Musing as I’m cruising – the witterings of a Vice Chair – August 2018

Paul Nicholls takes a cruise which leads him down memory lane
I am sitting on board the ‘Aurora’, somewhere in the middle of the Atlantic, journeying back to Southampton. Two days at sea on the return from Lisbon has given me that rare commodity; spare time, and pause for thought.
The shows on board have all been a trip down memory lane – hits from the swinging sixties, through to Glenn Miller, and for the younger ones – hits from the eighties.
It’s not until you stop and take a breath, that you realise some of the eighties tunes are nearly forty years old, and that times change a little more quickly than you dare imagine. It would be a bizarre sight for me to enter a court room with my head shaved one side, long the other, donning black mascara, and a chef shirt. It’s only when you look back, you realise how different times were.
I started life in law, straight from school in 1984, and remember being amazed to the colour photocopiers, and the fax machine – I couldn’t quite understand how words could travel down a telephone line. Later I couldn’t believe how convenient email must be – and how that could surely change things for the better. How wrong I was.
When I stop and remember the ‘good old days’, I do think they were actually better, and certainly more beneficial to the legal profession. I’m concerned that we’re in a time of deep austerity, and despite ancient writings that law would never be sold, wonder how and why on earth a third of the court buildings have been decommissioned and many sold. I suppose you can get the Magna Carta on your Kindle now, perish the thought.
I started my job as a ‘Trainee Legal Executive’ with Thompsons back in the eighties with four books: The White Book, The Green Book, The Factories Act 1961, and a collection of writings by W.H. Thompson, father of Robin and Brian, on Civil Liberties.

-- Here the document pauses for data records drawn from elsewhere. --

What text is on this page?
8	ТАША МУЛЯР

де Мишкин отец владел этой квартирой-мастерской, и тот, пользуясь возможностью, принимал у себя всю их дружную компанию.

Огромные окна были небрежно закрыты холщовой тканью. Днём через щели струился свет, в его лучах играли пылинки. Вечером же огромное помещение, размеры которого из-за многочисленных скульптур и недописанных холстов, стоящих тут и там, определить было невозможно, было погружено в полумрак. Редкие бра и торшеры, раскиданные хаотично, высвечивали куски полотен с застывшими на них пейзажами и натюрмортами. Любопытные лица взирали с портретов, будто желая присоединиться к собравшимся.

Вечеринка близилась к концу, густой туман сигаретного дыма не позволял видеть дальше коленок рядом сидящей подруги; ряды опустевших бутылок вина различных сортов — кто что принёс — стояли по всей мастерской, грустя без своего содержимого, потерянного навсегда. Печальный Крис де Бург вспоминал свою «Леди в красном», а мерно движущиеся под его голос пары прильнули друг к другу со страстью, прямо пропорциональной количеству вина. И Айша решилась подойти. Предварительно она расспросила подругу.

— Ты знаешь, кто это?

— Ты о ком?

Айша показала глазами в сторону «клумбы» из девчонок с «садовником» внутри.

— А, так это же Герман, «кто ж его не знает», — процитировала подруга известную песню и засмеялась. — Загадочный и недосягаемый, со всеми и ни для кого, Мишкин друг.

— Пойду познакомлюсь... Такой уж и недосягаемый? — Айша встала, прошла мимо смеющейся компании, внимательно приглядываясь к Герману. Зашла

Those four books have long gone and been replaced by numerous schemes, publications, and protocols from those who thought they knew better. The Clementi and Woolf reviews seem but distant memories behind The Jackson review.

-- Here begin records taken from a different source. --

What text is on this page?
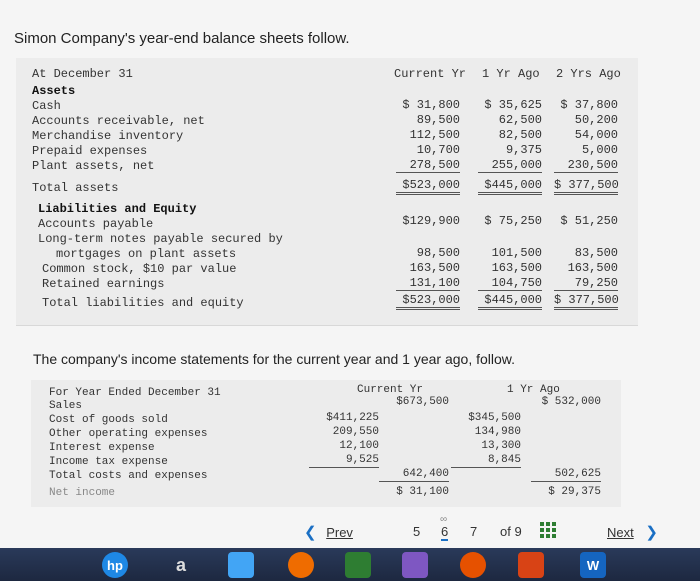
Simon Company's year-end balance sheets follow.
At December 31	Current Yr 1 Yr Ago 2 Yrs Ago
Assets
Cash	$ 31,800	$ 35,625	$ 37,800
Accounts receivable, net	89,500	62,500	50,200
Merchandise inventory	112,500	82,500	54,000
Prepaid expenses	10,700	9,375	5,000
Plant assets, net	278,500	255,000	230,500
Total assets	$523,000	$445,000 $ 377,500
Liabilities and Equity
Accounts payable	$129,900	$ 75,250	$ 51,250
Long-term notes payable secured by
mortgages on plant assets	98,500	101,500	83,500
Common stock, $10 par value	163,500	163,500	163,500
Retained earnings	131,100	104,750	79,250
Total liabilities and equity	$523,000	$445,000 $ 377,500
The company's income statements for the current year and 1 year ago, follow.
For Year Ended December 31	Current Yr	1 Yr Ago
Sales	$673,500	$ 532,000
Cost of goods sold	$411,225	$345,500
Other operating expenses	209,550	134,980
Interest expense	12,100	13,300
Income tax expense	9,525	8,845
Total costs and expenses	642,400	502,625
Net income	$ 31,100	$ 29,375
❮ Prev	5
∞
6 7 of 9	Next ❯
hp	a	W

We’ve had the ‘new-fangled’ Compensation Recovery Unit’, an increase in the small claims limit from £500 to £10,000 with P.I, housing and other exceptions limited to £1,000, Automatic strike out that came and went with Order 17 r11, and numerous other wide-scale changes that banished my White and Green Books with the CPR. I remember sitting in a litigation meeting with loose leaf folders in the late nineties and told that the law was changing … tomorrow … but that the rules hadn’t been completely changed, so more loose leaf pages would come in. And didn’t they just?
I recall one of my first court appointments under the CPR – me, counsel, and the Judge, all having the CPR now in book form – my version was brown, Counsel’s was white, and the Judge’s green. It was an unmitigated disaster with the promise of better things to come.
But those great things haven’t come, or if they have, I appear to have missed them. We’re presently in the middle of the Civil Liability Bill and a hop skip and jump away from online courts – another, apparently, great new idea, that has most of the profession groaning.
But, as ever, the lawyers soldier on and find a way. Rubbing shoulders with like-minded professionals help you find that way – and, as Vice Chair of MASS for the last two years to the very capable Simon Stanfield about to come to an end, I’m hoping that I’ll be writing a similar piece to this in another thirty odd years, smiling about how we coped with the changes, and rolled our eyes collectively at the next great idea…
Paul Nicholls, author of ‘Musing as I’m cruising – the witterings of a Vice Chair – August 2018’ is Senior Partner at Nicholls Brimble Bhol in Birmingham. He is also an Accredited Commercial Mediator, and a non-practicing Barrister with call at Lincoln’s Inn – and MASS Vice Chair.